Deploy the second HTTPRoute

The YAML snippet below illustrates how two Services, tea-service-v1 and tea-service-v2, are listed as backends for a single route rule. This rule will distribute traffic, assigning 90% to tea-service-v1 and 10% to tea-service-v2. As we are utilizing the pre-existing gateway for these applications, the only component we need to create is the HTTPRoute.

apiVersion: gateway.networking.k8s.io/v1
kind: HTTPRoute
metadata:
  name: tea-route
spec:
  parentRefs:
  - name: cafe-gateway
  hostnames:
  - "tea.example.com"
  rules:
  - matches:
    - path:
        type: PathPrefix
        value: /
    backendRefs:
    - name: tea-service-v1
      port: 80
      weight: 90
    - name: tea-service-v2
      port: 80
      weight: 10

The weight parameter represents a proportional distribution of traffic, not a percentage. Therefore, the sum of all weights in a single route rule becomes the denominator for all backends. weight is optional and defaults to 1 if not specified. If a route rule has only one backend, it will receive 100% of the traffic, regardless of the specified weight.

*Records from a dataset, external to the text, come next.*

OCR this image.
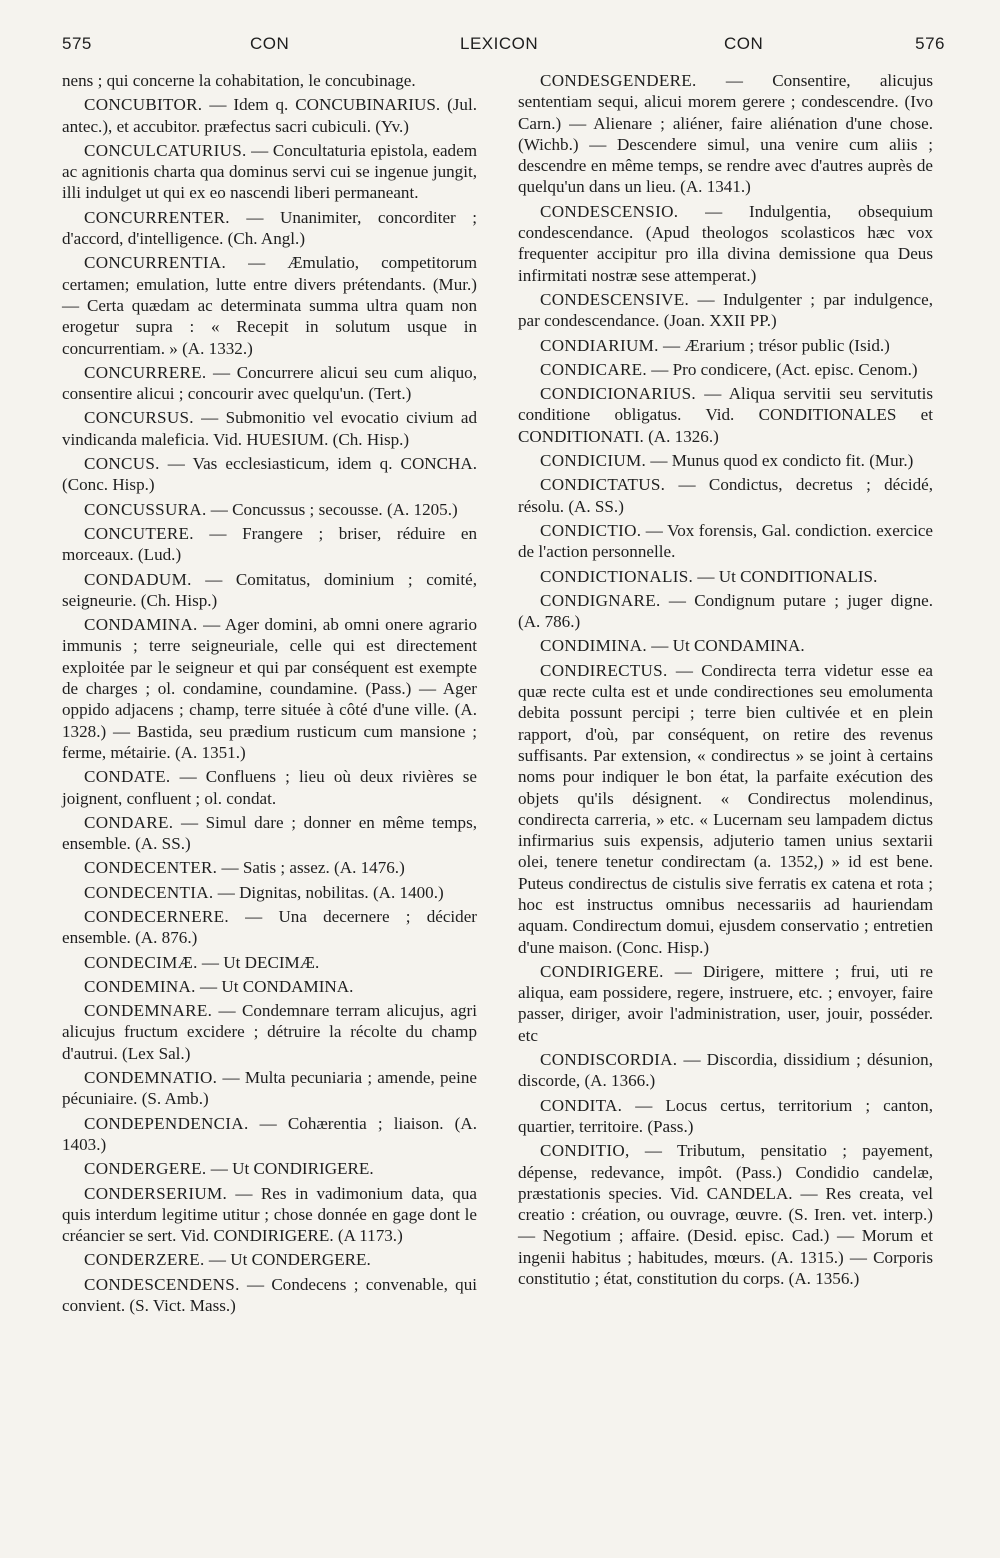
575	CON	LEXICON	CON	576

nens ; qui concerne la cohabitation, le concubinage.

CONCUBITOR. — Idem q. CONCUBINARIUS. (Jul. antec.), et accubitor. præfectus sacri cubiculi. (Yv.)

CONCULCATURIUS. — Concultaturia epistola, eadem ac agnitionis charta qua dominus servi cui se ingenue jungit, illi indulget ut qui ex eo nascendi liberi permaneant.

CONCURRENTER. — Unanimiter, concorditer ; d'accord, d'intelligence. (Ch. Angl.)

CONCURRENTIA. — Æmulatio, competitorum certamen; emulation, lutte entre divers prétendants. (Mur.) — Certa quædam ac determinata summa ultra quam non erogetur supra : « Recepit in solutum usque in concurrentiam. » (A. 1332.)

CONCURRERE. — Concurrere alicui seu cum aliquo, consentire alicui ; concourir avec quelqu'un. (Tert.)

CONCURSUS. — Submonitio vel evocatio civium ad vindicanda maleficia. Vid. HUESIUM. (Ch. Hisp.)

CONCUS. — Vas ecclesiasticum, idem q. CONCHA. (Conc. Hisp.)

CONCUSSURA. — Concussus ; secousse. (A. 1205.)

CONCUTERE. — Frangere ; briser, réduire en morceaux. (Lud.)

CONDADUM. — Comitatus, dominium ; comité, seigneurie. (Ch. Hisp.)

CONDAMINA. — Ager domini, ab omni onere agrario immunis ; terre seigneuriale, celle qui est directement exploitée par le seigneur et qui par conséquent est exempte de charges ; ol. condamine, coundamine. (Pass.) — Ager oppido adjacens ; champ, terre située à côté d'une ville. (A. 1328.) — Bastida, seu prædium rusticum cum mansione ; ferme, métairie. (A. 1351.)

CONDATE. — Confluens ; lieu où deux rivières se joignent, confluent ; ol. condat.

CONDARE. — Simul dare ; donner en même temps, ensemble. (A. SS.)

CONDECENTER. — Satis ; assez. (A. 1476.)

CONDECENTIA. — Dignitas, nobilitas. (A. 1400.)

CONDECERNERE. — Una decernere ; décider ensemble. (A. 876.)

CONDECIMÆ. — Ut DECIMÆ.

CONDEMINA. — Ut CONDAMINA.

CONDEMNARE. — Condemnare terram alicujus, agri alicujus fructum excidere ; détruire la récolte du champ d'autrui. (Lex Sal.)

CONDEMNATIO. — Multa pecuniaria ; amende, peine pécuniaire. (S. Amb.)

CONDEPENDENCIA. — Cohærentia ; liaison. (A. 1403.)

CONDERGERE. — Ut CONDIRIGERE.

CONDERSERIUM. — Res in vadimonium data, qua quis interdum legitime utitur ; chose donnée en gage dont le créancier se sert. Vid. CONDIRIGERE. (A 1173.)

CONDERZERE. — Ut CONDERGERE.

CONDESCENDENS. — Condecens ; convenable, qui convient. (S. Vict. Mass.)

CONDESGENDERE. — Consentire, alicujus sententiam sequi, alicui morem gerere ; condescendre. (Ivo Carn.) — Alienare ; aliéner, faire aliénation d'une chose. (Wichb.) — Descendere simul, una venire cum aliis ; descendre en même temps, se rendre avec d'autres auprès de quelqu'un dans un lieu. (A. 1341.)

CONDESCENSIO. — Indulgentia, obsequium condescendance. (Apud theologos scolasticos hæc vox frequenter accipitur pro illa divina demissione qua Deus infirmitati nostræ sese attemperat.)

CONDESCENSIVE. — Indulgenter ; par indulgence, par condescendance. (Joan. XXII PP.)

CONDIARIUM. — Ærarium ; trésor public (Isid.)

CONDICARE. — Pro condicere, (Act. episc. Cenom.)

CONDICIONARIUS. — Aliqua servitii seu servitutis conditione obligatus. Vid. CONDITIONALES et CONDITIONATI. (A. 1326.)

CONDICIUM. — Munus quod ex condicto fit. (Mur.)

CONDICTATUS. — Condictus, decretus ; décidé, résolu. (A. SS.)

CONDICTIO. — Vox forensis, Gal. condiction. exercice de l'action personnelle.

CONDICTIONALIS. — Ut CONDITIONALIS.

CONDIGNARE. — Condignum putare ; juger digne. (A. 786.)

CONDIMINA. — Ut CONDAMINA.

CONDIRECTUS. — Condirecta terra videtur esse ea quæ recte culta est et unde condirectiones seu emolumenta debita possunt percipi ; terre bien cultivée et en plein rapport, d'où, par conséquent, on retire des revenus suffisants. Par extension, « condirectus » se joint à certains noms pour indiquer le bon état, la parfaite exécution des objets qu'ils désignent. « Condirectus molendinus, condirecta carreria, » etc. « Lucernam seu lampadem dictus infirmarius suis expensis, adjuterio tamen unius sextarii olei, tenere tenetur condirectam (a. 1352,) » id est bene. Puteus condirectus de cistulis sive ferratis ex catena et rota ; hoc est instructus omnibus necessariis ad hauriendam aquam. Condirectum domui, ejusdem conservatio ; entretien d'une maison. (Conc. Hisp.)

CONDIRIGERE. — Dirigere, mittere ; frui, uti re aliqua, eam possidere, regere, instruere, etc. ; envoyer, faire passer, diriger, avoir l'administration, user, jouir, posséder. etc

CONDISCORDIA. — Discordia, dissidium ; désunion, discorde, (A. 1366.)

CONDITA. — Locus certus, territorium ; canton, quartier, territoire. (Pass.)

CONDITIO, — Tributum, pensitatio ; payement, dépense, redevance, impôt. (Pass.) Condidio candelæ, præstationis species. Vid. CANDELA. — Res creata, vel creatio : création, ou ouvrage, œuvre. (S. Iren. vet. interp.) — Negotium ; affaire. (Desid. episc. Cad.) — Morum et ingenii habitus ; habitudes, mœurs. (A. 1315.) — Corporis constitutio ; état, constitution du corps. (A. 1356.)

Test the second route with curl

Now that the HTTPRoute is in place, let’s use curl to display the response with the -i option to additionally show the HTTP response code and headers.

curl -is -H "Host: tea.example.com" <http://localhost:80/>

Our expectations, based on the configuration we’ve set up, are that the majority of the traffic, precisely 90%, will be directed towards v1. The remaining fraction, which constitutes 10%, is then expected to be directed towards v2. This distribution between the two versions is by design, set to monitor and compare the performance of v1 and v2 under different loads.

Cleanup

In the system, you have the ability to view all of the individual pods that have been successfully deployed to the entire cluster. This comprehensive view enables you to monitor the status and performance of each pod, ensuring optimal operation within the cluster.

default        coffee-v1-76877b9b86-tcnxl                          minikube
default        coffee-v2-55794d4769-hbpvm                          minikube
default        tea-v1-5c86d46468-2nkw2                             minikube
default        tea-v2-577cd7f869-lrppf                             minikube
nginx-gateway  ngf-nginx-gateway-fabric-65c7cf876c-6c7rq           minikube 

If you’d like to cleanup the work you’ve done, simply delete the kind cluster where you’ve been working.

minikue delete --all
minikube stop

Conclusion

Keep in mind that the Gateway API is intended to replace Ingress as the favored method for managing gateways in Kubernetes. During this transition, both options are accessible, allowing users to select what best suits their requirements. In conclusion, while Ingress is a reliable technology, the Kubernetes Gateway API provides greater flexibility, standardization, and scalability for managing and configuring gateways in Kubernetes clusters.